Der Kern des Problems liegt in unserem Verständnis der Natur des Geistes. Denn durch die Erkenntnis, daß unser Geist ein formloses Kontinuum und dieses Kontinuum anfangslos ist, werden wir die Existenz früherer Leben verstehen lernen. Eine Methode, wie man darüber meditieren kann, ist die folgende: Wir können den gegenwärtigen Strom von Gedanken, Wahrnehmungen und Gefühlen - alle Faktoren, die wir als «geistig» identifizieren - betrachten und zum Geistesstrom der vorherigen Momente, Minuten und Stunden zurückverfolgen. Dann können wir diesen Geistesstrom sogar noch weiter zurück zum gestrigen Tag, zur letzten Woche und zum letzten Jahr verfolgen. Je nach Stärke unseres Gedächtnisses können wir diesem Geistesstrom Jahr für Jahr bis zurück zu unserer Geburt nachgehen. Selbst wenn wir diesen Geistesstrom bis zur Zeit im Mutterleib oder bis zum Moment der Zeugung zurückverfolgen können, können wir nie einen Zeitpunkt finden und sagen: «In diesem Moment ist mein Geist entstanden.»
Einige Menschen, die diese Meditation des Zurückverfolgens praktizieren, können tatsächlich über den Moment der Zeugung hinausgehen und sich an den Geistesstrom am Ende eines früheren Lebens erinnern. Da aber diese Erfahrung nicht von sehr vielen Menschen geteilt (und oft angezweifelt) wird, können wir diese Erfahrung fairerweise nicht als Beweis für das anfangslose Kontinuum des Geistes verwenden. Daher ist es viel besser für uns, die Vertrautheit mit unserem eigenen Geist zu vertiefen und unsere Auffassung von seiner Natur und seinem Ursprung zu hinterfragen.

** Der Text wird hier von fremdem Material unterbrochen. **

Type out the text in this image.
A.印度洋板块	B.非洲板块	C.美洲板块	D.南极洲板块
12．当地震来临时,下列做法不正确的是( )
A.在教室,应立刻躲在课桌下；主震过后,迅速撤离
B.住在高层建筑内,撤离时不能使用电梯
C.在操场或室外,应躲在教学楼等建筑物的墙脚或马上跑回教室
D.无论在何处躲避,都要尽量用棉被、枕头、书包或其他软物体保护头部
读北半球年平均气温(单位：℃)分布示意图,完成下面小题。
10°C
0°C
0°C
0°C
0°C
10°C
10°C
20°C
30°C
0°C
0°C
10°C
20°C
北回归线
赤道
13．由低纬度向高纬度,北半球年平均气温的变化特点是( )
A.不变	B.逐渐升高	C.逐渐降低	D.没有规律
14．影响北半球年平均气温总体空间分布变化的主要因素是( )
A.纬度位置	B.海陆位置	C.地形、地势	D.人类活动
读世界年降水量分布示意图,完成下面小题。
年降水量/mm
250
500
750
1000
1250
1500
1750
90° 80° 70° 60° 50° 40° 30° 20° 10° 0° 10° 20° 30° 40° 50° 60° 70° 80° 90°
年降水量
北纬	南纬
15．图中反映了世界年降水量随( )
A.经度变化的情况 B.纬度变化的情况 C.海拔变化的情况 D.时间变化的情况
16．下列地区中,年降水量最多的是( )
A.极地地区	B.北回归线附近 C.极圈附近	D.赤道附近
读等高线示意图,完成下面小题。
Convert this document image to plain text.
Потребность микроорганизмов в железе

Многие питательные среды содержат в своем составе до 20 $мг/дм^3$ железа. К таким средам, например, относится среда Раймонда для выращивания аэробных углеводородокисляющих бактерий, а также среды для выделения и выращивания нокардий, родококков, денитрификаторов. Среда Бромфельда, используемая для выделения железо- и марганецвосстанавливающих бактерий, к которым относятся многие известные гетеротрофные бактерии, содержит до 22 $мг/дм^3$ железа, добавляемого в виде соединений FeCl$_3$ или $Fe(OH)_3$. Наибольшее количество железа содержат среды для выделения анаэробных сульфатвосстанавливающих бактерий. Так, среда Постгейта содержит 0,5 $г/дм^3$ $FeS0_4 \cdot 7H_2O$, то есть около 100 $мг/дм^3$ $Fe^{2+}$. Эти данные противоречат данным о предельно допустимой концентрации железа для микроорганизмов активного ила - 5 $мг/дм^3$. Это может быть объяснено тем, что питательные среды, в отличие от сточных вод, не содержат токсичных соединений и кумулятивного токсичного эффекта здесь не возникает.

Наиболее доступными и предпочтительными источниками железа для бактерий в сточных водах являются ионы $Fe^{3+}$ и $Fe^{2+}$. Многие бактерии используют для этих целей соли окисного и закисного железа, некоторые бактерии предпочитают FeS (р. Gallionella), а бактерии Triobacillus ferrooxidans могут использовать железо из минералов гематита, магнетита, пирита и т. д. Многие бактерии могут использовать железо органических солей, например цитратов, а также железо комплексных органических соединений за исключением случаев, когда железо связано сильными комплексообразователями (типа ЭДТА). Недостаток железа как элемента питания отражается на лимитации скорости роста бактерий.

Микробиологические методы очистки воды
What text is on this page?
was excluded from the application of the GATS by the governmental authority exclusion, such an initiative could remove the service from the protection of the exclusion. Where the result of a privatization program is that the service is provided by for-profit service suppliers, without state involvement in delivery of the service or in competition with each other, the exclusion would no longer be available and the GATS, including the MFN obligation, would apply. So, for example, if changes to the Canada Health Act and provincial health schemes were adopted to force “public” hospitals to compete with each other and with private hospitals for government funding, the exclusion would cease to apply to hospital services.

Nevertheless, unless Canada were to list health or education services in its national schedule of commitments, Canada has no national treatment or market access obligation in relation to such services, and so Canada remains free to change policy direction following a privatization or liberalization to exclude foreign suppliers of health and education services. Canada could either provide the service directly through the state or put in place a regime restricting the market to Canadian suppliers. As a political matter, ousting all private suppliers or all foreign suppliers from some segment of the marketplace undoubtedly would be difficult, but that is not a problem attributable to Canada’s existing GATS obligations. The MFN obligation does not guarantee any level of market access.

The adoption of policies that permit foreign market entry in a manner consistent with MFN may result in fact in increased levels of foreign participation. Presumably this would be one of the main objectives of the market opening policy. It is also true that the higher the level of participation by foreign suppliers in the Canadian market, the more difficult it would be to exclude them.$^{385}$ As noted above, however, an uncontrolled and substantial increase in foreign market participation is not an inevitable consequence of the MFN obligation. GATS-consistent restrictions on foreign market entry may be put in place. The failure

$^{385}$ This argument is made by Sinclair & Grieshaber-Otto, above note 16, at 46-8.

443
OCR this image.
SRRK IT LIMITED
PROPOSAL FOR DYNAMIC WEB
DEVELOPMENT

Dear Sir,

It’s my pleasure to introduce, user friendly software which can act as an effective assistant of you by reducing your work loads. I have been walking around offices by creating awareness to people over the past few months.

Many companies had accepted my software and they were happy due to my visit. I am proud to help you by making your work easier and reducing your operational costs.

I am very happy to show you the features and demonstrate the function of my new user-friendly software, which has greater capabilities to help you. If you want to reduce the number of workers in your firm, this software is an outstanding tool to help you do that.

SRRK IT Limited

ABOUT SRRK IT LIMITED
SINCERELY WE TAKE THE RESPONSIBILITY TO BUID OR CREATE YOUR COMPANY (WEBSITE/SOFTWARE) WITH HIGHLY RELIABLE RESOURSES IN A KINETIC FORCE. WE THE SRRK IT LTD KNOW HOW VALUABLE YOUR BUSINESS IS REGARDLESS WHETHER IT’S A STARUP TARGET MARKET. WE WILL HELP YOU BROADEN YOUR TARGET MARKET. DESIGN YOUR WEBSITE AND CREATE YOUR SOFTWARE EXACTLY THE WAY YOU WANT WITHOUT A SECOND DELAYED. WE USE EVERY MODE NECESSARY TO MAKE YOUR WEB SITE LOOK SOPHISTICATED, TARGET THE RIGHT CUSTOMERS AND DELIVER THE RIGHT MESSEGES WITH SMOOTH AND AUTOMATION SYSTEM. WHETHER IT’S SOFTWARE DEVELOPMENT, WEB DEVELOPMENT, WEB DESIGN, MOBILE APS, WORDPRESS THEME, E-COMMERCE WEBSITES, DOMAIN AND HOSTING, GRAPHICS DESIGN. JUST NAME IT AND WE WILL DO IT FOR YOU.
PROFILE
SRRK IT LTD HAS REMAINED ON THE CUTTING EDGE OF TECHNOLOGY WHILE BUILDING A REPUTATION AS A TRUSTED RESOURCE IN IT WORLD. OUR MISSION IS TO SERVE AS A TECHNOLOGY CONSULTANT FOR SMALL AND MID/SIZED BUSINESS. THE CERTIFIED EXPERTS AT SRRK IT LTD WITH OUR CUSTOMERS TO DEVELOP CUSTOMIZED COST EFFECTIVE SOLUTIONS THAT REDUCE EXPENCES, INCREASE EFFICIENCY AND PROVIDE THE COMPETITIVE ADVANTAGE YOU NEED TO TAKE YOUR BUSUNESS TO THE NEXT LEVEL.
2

Bei dieser Untersuchung können uns die folgenden nützlichen Fragen und Beobachtungen helfen. Wenn wir nach dem Ursprung unseres gegenwärtigen Körpers suchen, kommen wir schließlich zur Vereinigung von Sperma und Eizelle unserer Eltern. Kann das auch der Ursprung unseres Geistesstromes sein? Wenn wir diese Frage mit Ja beantworten, dann ergeben sich viele Schwierigkeiten. Wie können wir die erheblichen Unterschiede zwischen unserem eigenen Geist und dem Geist unserer Geschwister und Eltern erklären? Wenn unser Geist zu Sperma und Eizelle unserer Eltern zurückverfolgt werden kann, was ist dann die Beziehung zwischen diesen Zellen und dem Geist der Eltern? Ist der Geist etwas, was letztlich auf eine körperliche Ursache reduziert werden kann? Da der Geist aber dem Wesen nach formlos ist, muß er nicht eine eigene nichtstoffliche Ursache haben, völlig getrennt von der Ursache unseres physischen Körpers?
Einige Menschen behaupten, daß der Geist bei der Geburt - abgesehen von wenigen vorgeburtlichen Eindrücken - einer unbeschriebenen Tafel gleiche. Sie sagen, daß das, was wir Geist nennen, lediglich ein durch Erziehung und Entwicklung erlerntes Verhalten sei. Kann uns diese Theorie zufriedenstellen? Erklärt sie die Unterschiede im Temperament zwischen den Menschen, Unterschiede, die sogar Neugeborene in der gleichen Familie aufweisen können? Erklärt sie die Komplexität des geistigen Verhaltens, das ganz normale Kinder zeigen, ganz zu schweigen von den besonderen Fähigkeiten und Begabungen, die hochbegabte Kinder aufweisen?